“It amazes me. I’m not even sure how to respond to such a misperception,” Tygart said of the outdated thinking. “Where has the sport been for the past 10 years, seriously? Candidly, it’s impossible for me to believe that that perception exists about the sport. I think it’s easier to stick your head in the sand and just say ‘We’re not going to do anything about it.’
“When you’ve got 14-year-old in-line roller skaters doping, and you’ve got drugs like insulin, and human growth hormone, and designer steroids, and EPO, and transfusions, that would be extremely potent and effective for a boxer -- even one attempting to cut weight -- then you throw in the whole diuretics and masking agents, the things that you would use along with those drugs to assist you in cutting weight, it’s a ripe area for a doper.”

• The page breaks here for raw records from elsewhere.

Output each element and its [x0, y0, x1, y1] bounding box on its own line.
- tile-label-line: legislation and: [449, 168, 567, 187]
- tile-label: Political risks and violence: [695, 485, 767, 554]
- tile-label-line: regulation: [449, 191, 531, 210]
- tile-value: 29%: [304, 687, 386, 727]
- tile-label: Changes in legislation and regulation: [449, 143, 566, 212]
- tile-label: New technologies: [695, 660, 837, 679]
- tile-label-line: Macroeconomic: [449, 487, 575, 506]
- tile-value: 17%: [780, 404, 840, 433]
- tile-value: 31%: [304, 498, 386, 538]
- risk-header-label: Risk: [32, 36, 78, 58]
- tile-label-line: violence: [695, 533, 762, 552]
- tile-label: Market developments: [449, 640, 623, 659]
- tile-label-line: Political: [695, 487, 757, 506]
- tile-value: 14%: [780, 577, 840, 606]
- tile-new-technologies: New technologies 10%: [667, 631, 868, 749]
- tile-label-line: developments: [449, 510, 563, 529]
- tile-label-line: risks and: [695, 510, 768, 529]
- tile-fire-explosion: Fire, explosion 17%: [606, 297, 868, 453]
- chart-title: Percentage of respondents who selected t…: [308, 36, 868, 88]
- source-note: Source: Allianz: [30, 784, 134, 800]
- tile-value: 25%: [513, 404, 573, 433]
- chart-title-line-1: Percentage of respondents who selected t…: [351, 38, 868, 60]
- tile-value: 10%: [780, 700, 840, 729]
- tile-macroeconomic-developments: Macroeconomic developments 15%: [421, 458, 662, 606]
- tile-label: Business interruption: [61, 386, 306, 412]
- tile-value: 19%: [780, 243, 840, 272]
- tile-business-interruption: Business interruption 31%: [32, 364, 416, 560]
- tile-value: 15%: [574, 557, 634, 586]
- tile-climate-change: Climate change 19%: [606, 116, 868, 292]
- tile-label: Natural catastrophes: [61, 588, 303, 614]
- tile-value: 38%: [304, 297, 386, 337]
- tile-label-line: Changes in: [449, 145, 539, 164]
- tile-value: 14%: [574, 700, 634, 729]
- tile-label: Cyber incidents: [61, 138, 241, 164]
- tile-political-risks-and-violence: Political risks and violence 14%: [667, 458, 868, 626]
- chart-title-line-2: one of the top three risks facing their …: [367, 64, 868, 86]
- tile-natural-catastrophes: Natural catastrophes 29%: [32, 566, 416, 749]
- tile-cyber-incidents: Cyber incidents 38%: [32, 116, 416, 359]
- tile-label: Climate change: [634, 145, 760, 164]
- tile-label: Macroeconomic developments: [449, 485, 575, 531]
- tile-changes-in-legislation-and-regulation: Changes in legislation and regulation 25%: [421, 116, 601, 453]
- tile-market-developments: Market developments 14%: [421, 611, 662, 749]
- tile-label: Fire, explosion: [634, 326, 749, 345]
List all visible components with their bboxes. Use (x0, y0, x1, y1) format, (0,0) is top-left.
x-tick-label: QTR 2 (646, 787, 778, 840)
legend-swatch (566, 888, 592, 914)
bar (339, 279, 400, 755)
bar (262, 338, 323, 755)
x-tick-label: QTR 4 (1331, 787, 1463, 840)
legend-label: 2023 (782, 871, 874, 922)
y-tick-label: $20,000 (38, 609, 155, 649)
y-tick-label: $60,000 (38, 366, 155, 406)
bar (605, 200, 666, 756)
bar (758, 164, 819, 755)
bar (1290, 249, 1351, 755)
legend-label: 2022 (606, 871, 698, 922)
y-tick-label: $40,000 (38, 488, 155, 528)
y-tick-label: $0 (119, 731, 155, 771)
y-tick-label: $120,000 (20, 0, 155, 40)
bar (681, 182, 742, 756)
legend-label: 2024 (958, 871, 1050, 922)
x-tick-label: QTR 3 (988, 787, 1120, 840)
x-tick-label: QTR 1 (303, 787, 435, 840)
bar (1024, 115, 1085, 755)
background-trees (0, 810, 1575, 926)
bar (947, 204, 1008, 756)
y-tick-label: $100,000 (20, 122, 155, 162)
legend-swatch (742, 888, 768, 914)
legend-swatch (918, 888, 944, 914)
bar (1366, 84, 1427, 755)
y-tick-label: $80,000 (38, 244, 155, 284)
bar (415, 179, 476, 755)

With a little knowledge and minimal expense, potent performance-enhancers, undetectable via urine testing, can transform a workaday world champion into “the strongest, fittest, pound-for-pound best boxer, with the most punch,” Tygart said.
In fact, Mosley -- who has posted on his Web site
that he would agree to blood testing -- passed Nevada’s drug tests during the time he was using steroids.

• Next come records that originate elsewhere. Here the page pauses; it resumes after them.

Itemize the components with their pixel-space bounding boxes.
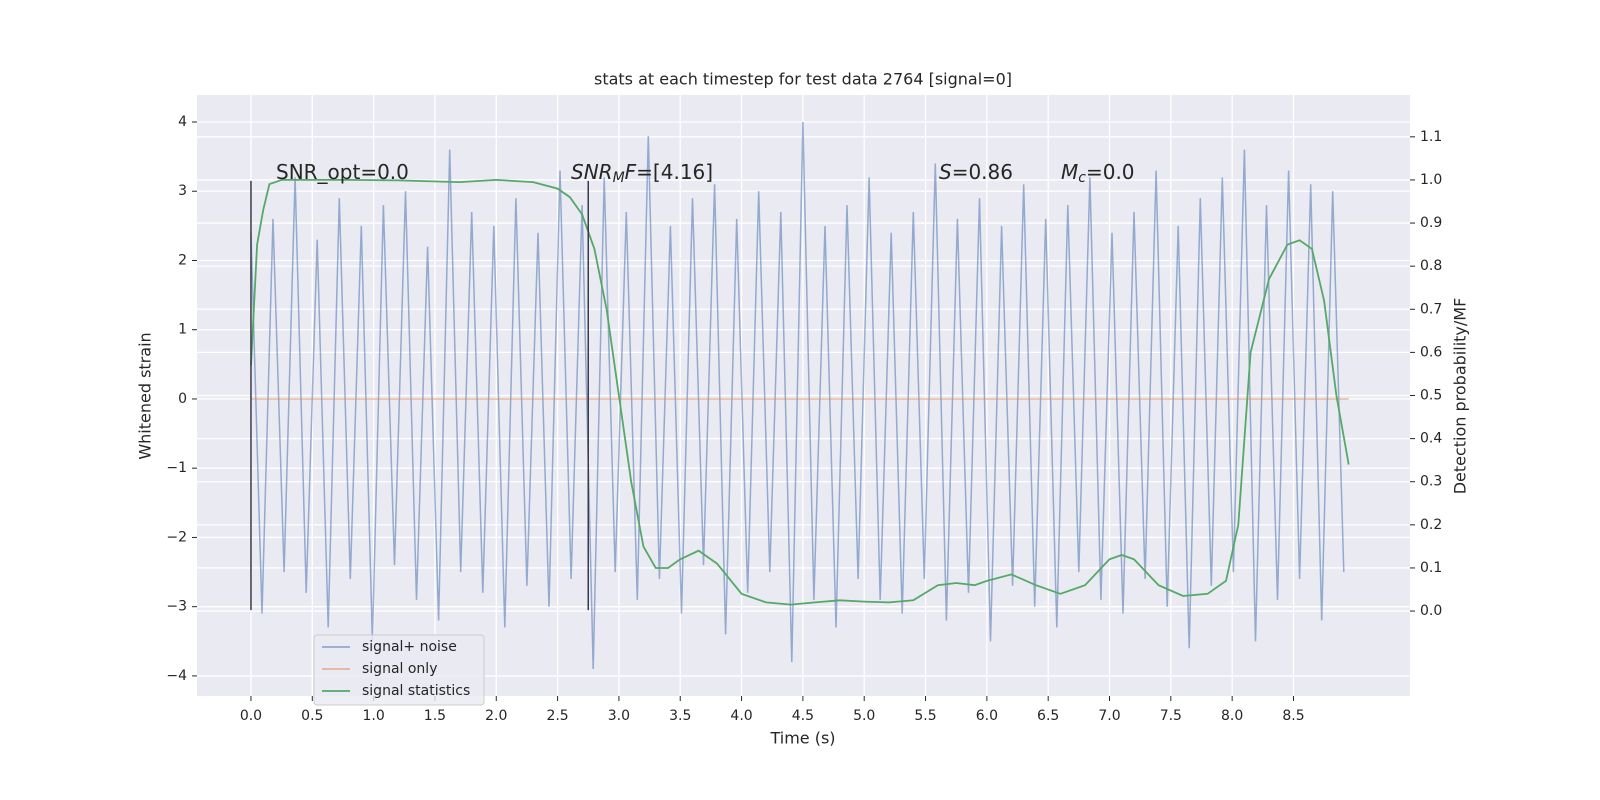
y-tick-label: 2: [178, 252, 187, 268]
x-tick-label: 2.0: [485, 708, 507, 724]
x-tick-label: 8.5: [1282, 708, 1304, 724]
y-tick-label: 3: [178, 183, 187, 199]
legend: signal+ noise signal only signal statistic…: [313, 634, 485, 706]
y-tick-label: −1: [166, 460, 187, 476]
y-tick-label: −4: [166, 668, 187, 684]
x-tick-label: 4.5: [792, 708, 814, 724]
x-tick-label: 6.5: [1037, 708, 1059, 724]
series-line: [250, 121, 1345, 670]
y2-axis-label: Detection probability/MF: [1451, 298, 1470, 495]
y2-tick-label: 1.0: [1420, 172, 1442, 188]
y2-tick-label: 0.4: [1420, 431, 1442, 447]
annotation-part: M: [1061, 160, 1078, 184]
x-tick-label: 2.5: [546, 708, 568, 724]
annotation-part: SNR_opt=0.0: [276, 160, 409, 184]
annotation-part: F: [625, 160, 637, 184]
y-tick-label: 4: [178, 114, 187, 130]
annotation-part: M: [613, 170, 625, 186]
legend-box: [313, 634, 485, 706]
y2-tick-label: 0.0: [1420, 603, 1442, 619]
x-tick-label: 5.5: [914, 708, 936, 724]
y-tick-label: −2: [166, 529, 187, 545]
x-tick-label: 3.5: [669, 708, 691, 724]
y2-tick-label: 0.5: [1420, 388, 1442, 404]
annotation-part: =0.0: [1086, 160, 1135, 184]
y2-tick-label: 1.1: [1420, 129, 1442, 145]
y-axis-label: Whitened strain: [136, 332, 155, 459]
y2-tick-label: 0.3: [1420, 474, 1442, 490]
grid: [197, 95, 1410, 696]
x-tick-label: 4.0: [730, 708, 752, 724]
annotation-part: SNR: [571, 160, 613, 184]
y-tick-label: 0: [178, 391, 187, 407]
annotation: Mc=0.0: [1061, 160, 1135, 187]
x-tick-label: 8.0: [1221, 708, 1243, 724]
y2-tick-label: 0.1: [1420, 560, 1442, 576]
annotation-part: =[4.16]: [636, 160, 713, 184]
x-axis-label: Time (s): [769, 729, 835, 748]
chart-title: stats at each timestep for test data 276…: [594, 70, 1012, 89]
y-tick-label: 1: [178, 322, 187, 338]
legend-label: signal statistics: [362, 683, 470, 699]
y2-tick-label: 0.2: [1420, 517, 1442, 533]
x-tick-label: 3.0: [608, 708, 630, 724]
y2-tick-label: 0.7: [1420, 301, 1442, 317]
y2-tick-label: 0.8: [1420, 258, 1442, 274]
x-tick-label: 0.0: [240, 708, 262, 724]
annotation: S=0.86: [939, 160, 1013, 184]
x-tick-label: 1.0: [362, 708, 384, 724]
annotation: SNRMF=[4.16]: [571, 160, 713, 187]
annotation-part: c: [1078, 170, 1086, 186]
x-tick-label: 7.0: [1098, 708, 1120, 724]
y2-tick-label: 0.6: [1420, 344, 1442, 360]
annotation-part: S: [939, 160, 952, 184]
y-tick-label: −3: [166, 599, 187, 615]
x-tick-label: 5.0: [853, 708, 875, 724]
x-tick-label: 7.5: [1160, 708, 1182, 724]
x-tick-label: 1.5: [424, 708, 446, 724]
series-line: [250, 178, 1350, 606]
x-tick-label: 0.5: [301, 708, 323, 724]
y2-tick-label: 0.9: [1420, 215, 1442, 231]
annotation: SNR_opt=0.0: [276, 160, 409, 184]
annotation-part: =0.86: [952, 160, 1013, 184]
x-tick-label: 6.0: [976, 708, 998, 724]
legend-label: signal only: [362, 661, 437, 677]
legend-label: signal+ noise: [362, 639, 457, 655]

“They don’t test for EPO,” Tygart said. “They don’t test for designer steroids. They test for a basic, simple menu that anybody with a heartbeat will escape. I just hate to hear that Shane Mosley did something really sophisticated to get around their testing. No, he didn’t. He would’ve been caught dead to rights in our program. But it doesn’t take a lot to sidestep the simple kind of drug testing that these state commissions are doing.”
Tygart said the only way to accurately monitor athletes is through “true, no-notice testing,” adding that with a few hours’ notice, any athlete can mask his or her use of performance-enhancers.

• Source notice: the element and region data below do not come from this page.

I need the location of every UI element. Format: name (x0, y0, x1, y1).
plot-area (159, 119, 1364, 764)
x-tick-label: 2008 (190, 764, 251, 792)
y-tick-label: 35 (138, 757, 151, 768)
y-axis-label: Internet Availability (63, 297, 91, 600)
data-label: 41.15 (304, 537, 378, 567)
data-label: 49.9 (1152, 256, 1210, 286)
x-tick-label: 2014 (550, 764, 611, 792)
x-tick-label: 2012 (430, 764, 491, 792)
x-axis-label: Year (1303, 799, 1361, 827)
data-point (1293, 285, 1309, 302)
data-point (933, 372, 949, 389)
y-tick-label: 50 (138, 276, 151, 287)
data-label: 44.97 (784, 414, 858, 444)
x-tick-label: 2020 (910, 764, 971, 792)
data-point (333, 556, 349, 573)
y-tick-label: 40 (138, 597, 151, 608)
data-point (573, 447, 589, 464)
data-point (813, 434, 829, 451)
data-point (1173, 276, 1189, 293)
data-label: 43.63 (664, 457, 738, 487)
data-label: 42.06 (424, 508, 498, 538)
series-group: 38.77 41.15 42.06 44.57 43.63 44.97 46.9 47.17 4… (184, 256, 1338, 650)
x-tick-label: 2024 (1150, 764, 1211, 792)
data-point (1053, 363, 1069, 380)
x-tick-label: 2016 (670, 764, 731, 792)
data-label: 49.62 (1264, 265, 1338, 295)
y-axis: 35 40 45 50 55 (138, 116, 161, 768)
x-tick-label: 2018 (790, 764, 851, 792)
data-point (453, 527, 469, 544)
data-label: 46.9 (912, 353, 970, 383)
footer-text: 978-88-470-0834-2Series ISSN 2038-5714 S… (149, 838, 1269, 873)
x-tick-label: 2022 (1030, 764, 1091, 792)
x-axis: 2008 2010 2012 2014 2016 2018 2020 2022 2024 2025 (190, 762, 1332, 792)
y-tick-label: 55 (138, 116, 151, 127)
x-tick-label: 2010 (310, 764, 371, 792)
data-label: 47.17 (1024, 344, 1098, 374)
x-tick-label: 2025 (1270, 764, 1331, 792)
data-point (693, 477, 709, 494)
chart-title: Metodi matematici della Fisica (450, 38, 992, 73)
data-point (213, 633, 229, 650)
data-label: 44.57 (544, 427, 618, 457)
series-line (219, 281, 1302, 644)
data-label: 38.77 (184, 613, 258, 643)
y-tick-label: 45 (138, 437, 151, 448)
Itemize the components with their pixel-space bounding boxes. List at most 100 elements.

Mayweather-Pacquiao talks ultimately broke apart when Mayweather yielded to a 14-day window before their proposed fight when there would be no blood testing, while Pacquiao only would grant a 24-day window.
“If that’s the case, the other piece is that, prior to that 14-day or 24-day blackout period, what system was in place?” Tygart said. “Were you just using the Nevada, or the state of California, system? If that’s the case, I’m not worried about the 14-day or the 24-day blackout period, I’m worried about the rest of it.”